Published on Monday, 26 November 2012 06:20
China-backed copper mines in central Myanmar. (Photo-EMG)
Parliament approved on November 23 the formation of an independent commission to assess the social and environmental impacts of China-backed copper mines in central Myanmar.
A parliamentary representative of the National League for Democracy Party submitted the proposal to review the social and environmental impact and on national interest of the copper mines.
According to figures presented to Parliament by MP Khin San Hlaing, the survey made with the assistance of the Japanese government between 1972 and 1974 showed that two copper mines, namely Sabetaung and Sabetaung South, had 94 million tonnes of copper ore deposits.
The Myanmar Ivanhoe Copper Company Ltd (MICCL) in 2007 estimated that Lapataungtaung copper deposits were possibly 1,478 tonnes of copper ore.
The MP said: “Local farmers are now faced with the prospect of having to abandon their land after receiving compensation for the loss of three crop harvests, lose their livelihood, harm their traditional lifestyles and risk damage to their health because of the copper extraction and purification processes.”
Commercial copper production by MICCL started in 1996 after the signing of a “Production Sharing Contract” between the company and the Ministry of Mines with 50 per cent stake for each in the joint venture.
Then the 50-per-cent ministry shares were transferred to the quasi state-owned Union of Myanmar Economic Holdings (UMEH), and MICCL also handed over all of its stake to the China North Industries Corp on December 31, 2010.
The total copper production from this project was worth US$153million from 20,000 tonnes of copper up to August 2012.
The reports said that Myanmar Yang TSE Copper Ltd (MYTCL) will invest US$396 million in Sabetaung, Sabetaung South and Kyisintaung copper mines, while Myanmar Wan-bao Mining Copper Ltd will invest $997million in the Lapataungtaung deposits. UMEH has made a “Production Sharing Contract” with these two foreign companies.

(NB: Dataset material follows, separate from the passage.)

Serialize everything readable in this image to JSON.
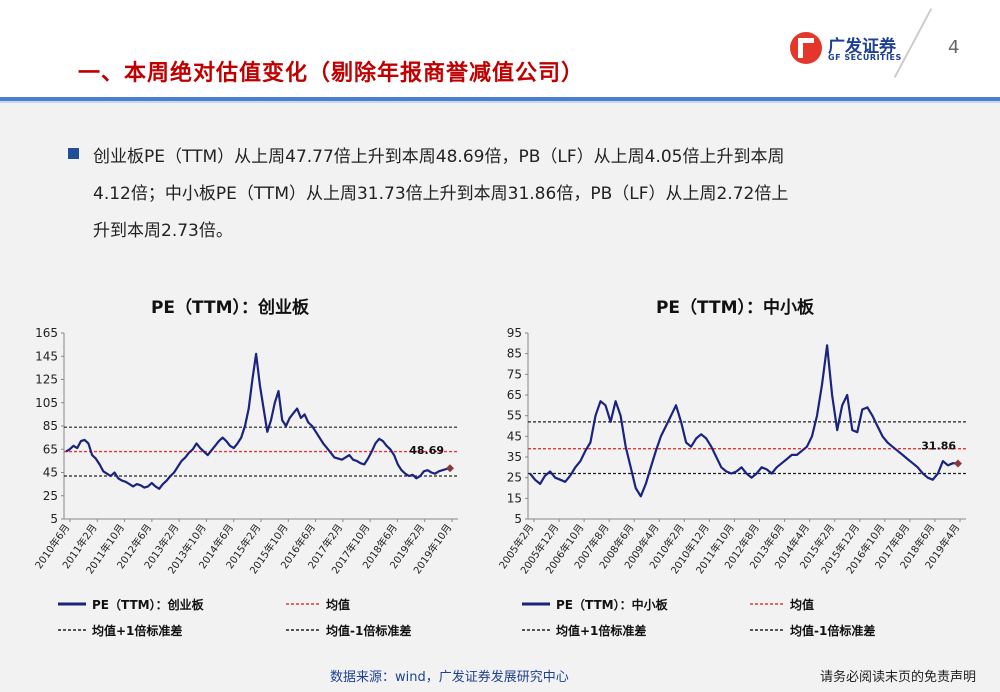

UMEH is one of two major conglomerates run by the military through the Ministry of Defence, the other being the Myanmar Economic Corporation (MEC).
Regarding the proposal of the MP, Defence Minister Lt-General Wai Lwin explained that the locals have been compensated 3,708 million kyats for 6,785 acres of agricultural land and 442 million kyats for perennial plants.
Wai Lwin said, “Our country did not enjoy development for more than 20 years because of sanctions during the military government. At present, protest against the projects is a problem for the development of the country. However, Parliament can form an independent body to review the copper-mine projects of our corporation. If the projects are beneficial to the country, Parliament is requested to allow our corporation to continue the projects.”